Africans must pick and choose what aspects of the hip-hop culture to embrace.
The late Ahmed Sékou Touré, the founding president of Guinea, once said, “To take part in the African revolution, it is not enough to write a revolutionary song; you must fashion the revolution with the people. And if you fashion it with the people, the songs will come by themselves and of themselves.”
His message seems to have resonated across Africa into the minds of African hip-hop artists. In the documentary, “African Underground: Democracy in Dakar,” featured in a forum at the Woodrow Wilson International Center for Scholars, last month, Senegalese rappers seem to have led a hip-hop revolution in 2000 to oust Abdou Diouf. Diouf had been in power since1981.
With the country dissatisfied by President Abdoulaye Wade, Diouf’s successor who many feel has failed to bring about the changes he promised, Senegalese hip-hop artists find themselves once again at the crossroads of politics
The forum at the Wilson Center, moderated by the Africa Program Director Howard Wolpe, touched on the environment in which hip-hop is thriving in Africa.

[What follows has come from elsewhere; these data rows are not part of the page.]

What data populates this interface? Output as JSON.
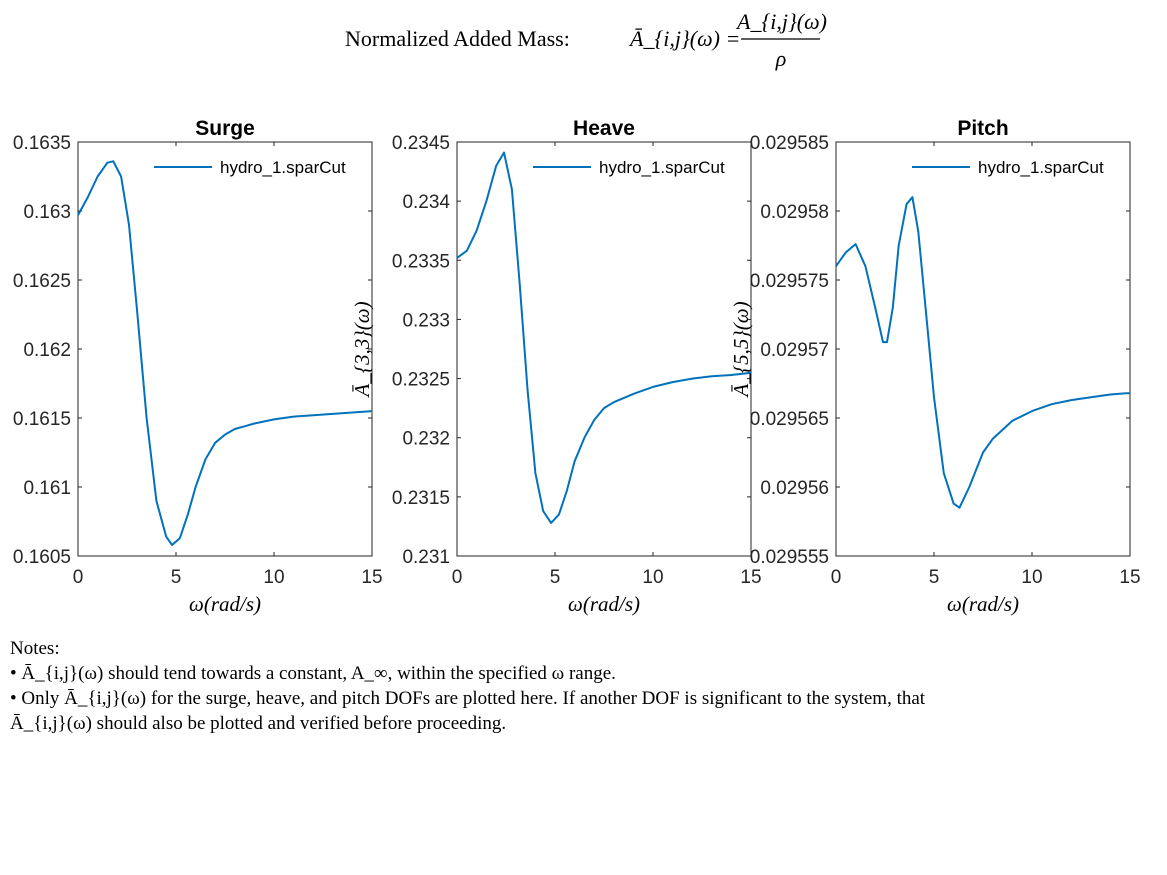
{
  "figure": {
    "title_prefix": "Normalized Added Mass: ",
    "title_lhs": "Ā_{i,j}(ω) =",
    "title_numerator": "A_{i,j}(ω)",
    "title_denominator": "ρ"
  },
  "notes": {
    "heading": "Notes:",
    "bullet1": "• Ā_{i,j}(ω) should tend towards a constant, A_∞, within the specified ω range.",
    "bullet2_line1": "• Only Ā_{i,j}(ω) for the surge, heave, and pitch DOFs are plotted here. If another DOF is significant to the system, that",
    "bullet2_line2": "Ā_{i,j}(ω) should also be plotted and verified before proceeding."
  },
  "colors": {
    "series": "#0072BD",
    "axis": "#262626"
  },
  "chart_data": [
    {
      "type": "line",
      "title": "Surge",
      "xlabel": "ω(rad/s)",
      "ylabel": "",
      "xlim": [
        0,
        15
      ],
      "ylim": [
        0.1605,
        0.1635
      ],
      "xticks": [
        "0",
        "5",
        "10",
        "15"
      ],
      "yticks": [
        "0.1605",
        "0.161",
        "0.1615",
        "0.162",
        "0.1625",
        "0.163",
        "0.1635"
      ],
      "legend": "top-right",
      "grid": false,
      "series": [
        {
          "name": "hydro_1.sparCut",
          "x": [
            0,
            0.5,
            1.0,
            1.5,
            1.8,
            2.2,
            2.6,
            3.0,
            3.5,
            4.0,
            4.5,
            4.8,
            5.2,
            5.6,
            6.0,
            6.5,
            7.0,
            7.5,
            8.0,
            8.5,
            9.0,
            10.0,
            11.0,
            12.0,
            13.0,
            14.0,
            15.0
          ],
          "y": [
            0.16297,
            0.1631,
            0.16325,
            0.16335,
            0.16336,
            0.16325,
            0.1629,
            0.1623,
            0.1615,
            0.1609,
            0.16064,
            0.16058,
            0.16063,
            0.1608,
            0.161,
            0.1612,
            0.16132,
            0.16138,
            0.16142,
            0.16144,
            0.16146,
            0.16149,
            0.16151,
            0.16152,
            0.16153,
            0.16154,
            0.16155
          ]
        }
      ]
    },
    {
      "type": "line",
      "title": "Heave",
      "xlabel": "ω(rad/s)",
      "ylabel": "Ā_{3,3}(ω)",
      "xlim": [
        0,
        15
      ],
      "ylim": [
        0.231,
        0.2345
      ],
      "xticks": [
        "0",
        "5",
        "10",
        "15"
      ],
      "yticks": [
        "0.231",
        "0.2315",
        "0.232",
        "0.2325",
        "0.233",
        "0.2335",
        "0.234",
        "0.2345"
      ],
      "legend": "top-right",
      "grid": false,
      "series": [
        {
          "name": "hydro_1.sparCut",
          "x": [
            0,
            0.5,
            1.0,
            1.5,
            2.0,
            2.4,
            2.8,
            3.2,
            3.6,
            4.0,
            4.4,
            4.8,
            5.2,
            5.6,
            6.0,
            6.5,
            7.0,
            7.5,
            8.0,
            9.0,
            10.0,
            11.0,
            12.0,
            13.0,
            14.0,
            15.0
          ],
          "y": [
            0.23352,
            0.23358,
            0.23375,
            0.234,
            0.2343,
            0.23441,
            0.2341,
            0.2333,
            0.2324,
            0.2317,
            0.23138,
            0.23128,
            0.23135,
            0.23155,
            0.2318,
            0.232,
            0.23215,
            0.23225,
            0.2323,
            0.23237,
            0.23243,
            0.23247,
            0.2325,
            0.23252,
            0.23253,
            0.23255
          ]
        }
      ]
    },
    {
      "type": "line",
      "title": "Pitch",
      "xlabel": "ω(rad/s)",
      "ylabel": "Ā_{5,5}(ω)",
      "xlim": [
        0,
        15
      ],
      "ylim": [
        0.029555,
        0.029585
      ],
      "xticks": [
        "0",
        "5",
        "10",
        "15"
      ],
      "yticks": [
        "0.029555",
        "0.02956",
        "0.029565",
        "0.02957",
        "0.029575",
        "0.02958",
        "0.029585"
      ],
      "legend": "top-right",
      "grid": false,
      "series": [
        {
          "name": "hydro_1.sparCut",
          "x": [
            0,
            0.5,
            1.0,
            1.5,
            2.0,
            2.4,
            2.6,
            2.9,
            3.2,
            3.6,
            3.9,
            4.2,
            4.6,
            5.0,
            5.5,
            6.0,
            6.3,
            6.8,
            7.5,
            8.0,
            9.0,
            10.0,
            11.0,
            12.0,
            13.0,
            14.0,
            14.8,
            15.0
          ],
          "y": [
            0.029576,
            0.029577,
            0.0295776,
            0.029576,
            0.029573,
            0.0295705,
            0.0295705,
            0.029573,
            0.0295775,
            0.0295805,
            0.029581,
            0.0295785,
            0.0295725,
            0.0295665,
            0.029561,
            0.0295588,
            0.0295585,
            0.02956,
            0.0295625,
            0.0295635,
            0.0295648,
            0.0295655,
            0.029566,
            0.0295663,
            0.0295665,
            0.0295667,
            0.0295668,
            0.0295668
          ]
        }
      ]
    }
  ]
}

In comparison with other regions of the world, Africa has the highest percentage of youth and the fastest rate of urbanization. With the growing influence of Western culture on African youth, and a vast access to music via the Internet, hip-hop will continue to empower African rappers as instruments of change. There are claims that hip-hop has already become the contemporary manifestation of African culture.
The reality is that hip-hop also brings to Africa the bad and the ugly. American hip-hop artist Tupac, the rapper said to have influenced African artist the most, left a legacy riddled with not only hope, but also with pain from the ghetto. His lyrics and eventual violent death exposed the dangers of hip-hop’s digression to gangster rap, which is notorious for violence, use of profanity and the degradation of women. African social critics have begun putting pressure on rappers, urging them to realize their influence on socio-political culture. The critics encourage artists to express the more positive elements of hip-hop.
In April, while observing the recent elections in Nigeria, I kept hearing Nigerian artist, 2Face Idibaba’s song “E be like say” on the radio, which condemns “shady politicians” for constantly deceiving the electorate for the sake of power. I realized this was a powerful tool of voter education to millions of Nigerians who are neglected by politicians, especially in rural areas. If African rappers continue to educate and give a voice to the scores of youth, who are the primary victims of poor governance and rampant corruption, hip-hop may become a political force to reckon with.